李毅突然站住,看着老狐狸,问道:“胡鹤什么时候会动手?”
“大肆残杀平金所有官员,他也怕会闹的人心不稳,那些兵士万一在趁火打劫,干出些不光彩的事,难以面对平金百姓。想来他一定会等到天黑,到时趁着夜黑,杀的我们措手不及!”
“消息可靠吗?”
“可靠,是胡鹤身边的千户赵彪传来的消息,他对朝廷忠心耿耿,不会有事!”
李毅皱着眉,问道:“赵彪?是不是守城门的那个?”
“是,正是他!”
李毅今天进城就是他出来相迎的,对这个人还有些印象,能够没有先通知胡鹤,便让自己进城,看来确实是可靠的。消息准确,事情就刻不容缓啦!
他安排马叙海贴出宵禁告示,防止一旦打仗会伤到无辜百姓。并命他通知其他可靠的官员订好时间,地点,准备突围。再去联系那个赵彪,看看他愿不愿意作为内应,给他们开城门,同他们一起出逃。
马叙海得了命令急匆匆的走了,现在是生命攸关的时刻,什么党派之争,什么分歧都必须放到一边。眼下能够依靠的也就只有李毅了,只有他手中的五千人马是他们突围的唯一希望。
李毅回转到房中,不敢怠慢,命令夜鹰回到李家通知消息,并令所有随军家眷,拿些细软银票,备好马车,随时准备出发。
马知遥自然知道事情的严重,不敢多言,只是拿着他们仅剩的那点钱,还有他最爱的浦西砚台,带着夫人,两个家仆,抱着小孙儿。跟随李毅等人直接去了李家。
如今的平金是宁静如常,实则却是暗涛汹涌,所有要随李毅杀出去的官员都忙着收拾家底。有的是保命重要拿些贵重的东西,有的是舍命不舍财,装了好几辆马车。
李家的五千亲兵一向是训练速,得到命令便已备好一切,一个个摩拳擦掌,未等开战已是血灌瞳仁,这是一场硬仗,每个人都已做好了随时赴死的准备。他们知道只有他们的死才能给家人生的希望。不管是谁留下了平金,不管是谁杀了出去,活下的人都会善待他们的家人,这是李家亲兵兄弟之间的默契。
日落时分,天色已暗。在会合的地点,李毅满面萧杀,看着那几辆笨重的马车,嘴角不住的抽动着。
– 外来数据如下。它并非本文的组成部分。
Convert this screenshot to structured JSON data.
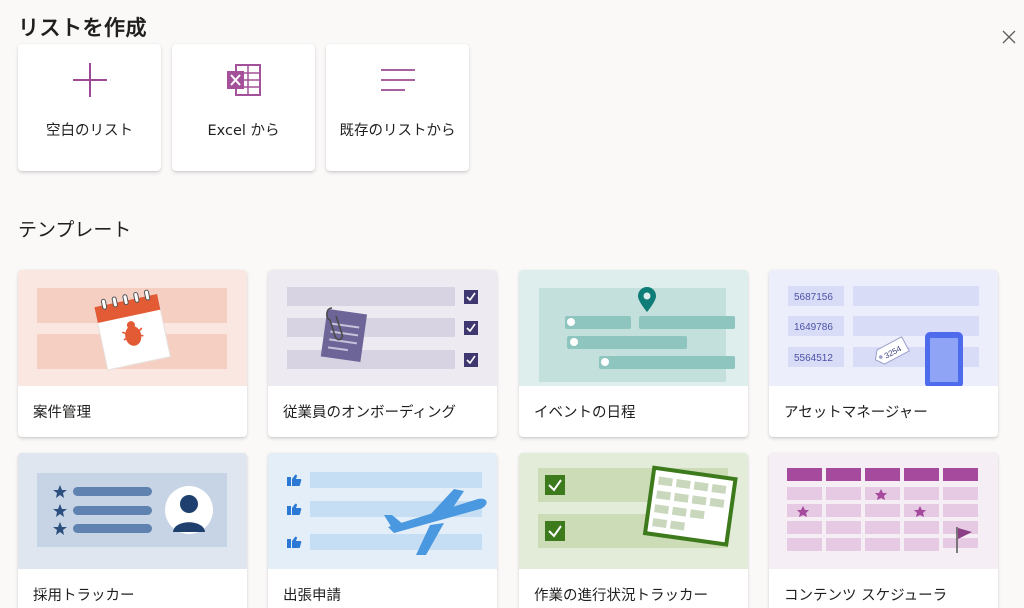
{
  "dialog": {
    "title": "リストを作成",
    "close_icon": "close-icon"
  },
  "create_options": [
    {
      "label": "空白のリスト",
      "icon": "plus-icon"
    },
    {
      "label": "Excel から",
      "icon": "excel-icon"
    },
    {
      "label": "既存のリストから",
      "icon": "list-lines-icon"
    }
  ],
  "templates_heading": "テンプレート",
  "templates": [
    {
      "name": "案件管理",
      "bg": "#fbe7e1"
    },
    {
      "name": "従業員のオンボーディング",
      "bg": "#edebf1"
    },
    {
      "name": "イベントの日程",
      "bg": "#deeeec"
    },
    {
      "name": "アセットマネージャー",
      "bg": "#eceefb",
      "ids": [
        "5687156",
        "1649786",
        "5564512"
      ],
      "tag": "3254"
    },
    {
      "name": "採用トラッカー",
      "bg": "#dfe6ef"
    },
    {
      "name": "出張申請",
      "bg": "#e3eef8"
    },
    {
      "name": "作業の進行状況トラッカー",
      "bg": "#e3ecd8"
    },
    {
      "name": "コンテンツ スケジューラ",
      "bg": "#f5eef4"
    }
  ],
  "colors": {
    "accent": "#8f4b9b",
    "excel": "#a4509a"
  }
}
他猛的看向那几名拉来五六辆马车的官员,怒道:“你们知道我们是要逃命吗?钱重要?还是命重要?”
万里程因为粮食丢失,对李毅早已是恨之入骨。即使现在要仰仗他才会有生的机会,仍是不满的说道:“大人,我们逃出去是为了活命,没有了钱还怎么活?”
李毅冷笑,笑的让人发寒,“我告诉你们,我李家亲兵的命是最值钱的,让他们为了保护你们这些东西拼命吗?笑话!来人把这些东西扔了,让跑不快的老弱妇孺坐上去。”
万里程脸色铁青,喝道:“你敢!”
李毅目露杀气,一步一步靠近他,抽出腰间宝剑,怒道:“我敢!所有人都听着,现在是我说的算,谁要是敢不听命令,拖累大家不能活命,杀无赦!”
正文 第三十四章 生死一线
宵禁指令一下,平金更是空荡。
黑压压的乌云布满天际,让夜变的更是深沉,倏然间,豆大的雨点,倾盆而泄,雨水冰冷刺骨,让人寒痛难忍。
李毅的一番话镇住了所有人,没有人再敢说话,没有人再有异意。骤雨让所有人更加清醒明白,他们现在的处境是生死一线。
杜青山作为先锋带人在前面探路,负责攻破城门,赵彪已经答应当内应,他必须和李毅他们一起杀出去,如果突围了那是他命大,如果死了,至少家人不用受他拖累。虽然有赵彪接应,但李毅也不敢大意,毕竟能不能成功突围,攻克城门是最重要的。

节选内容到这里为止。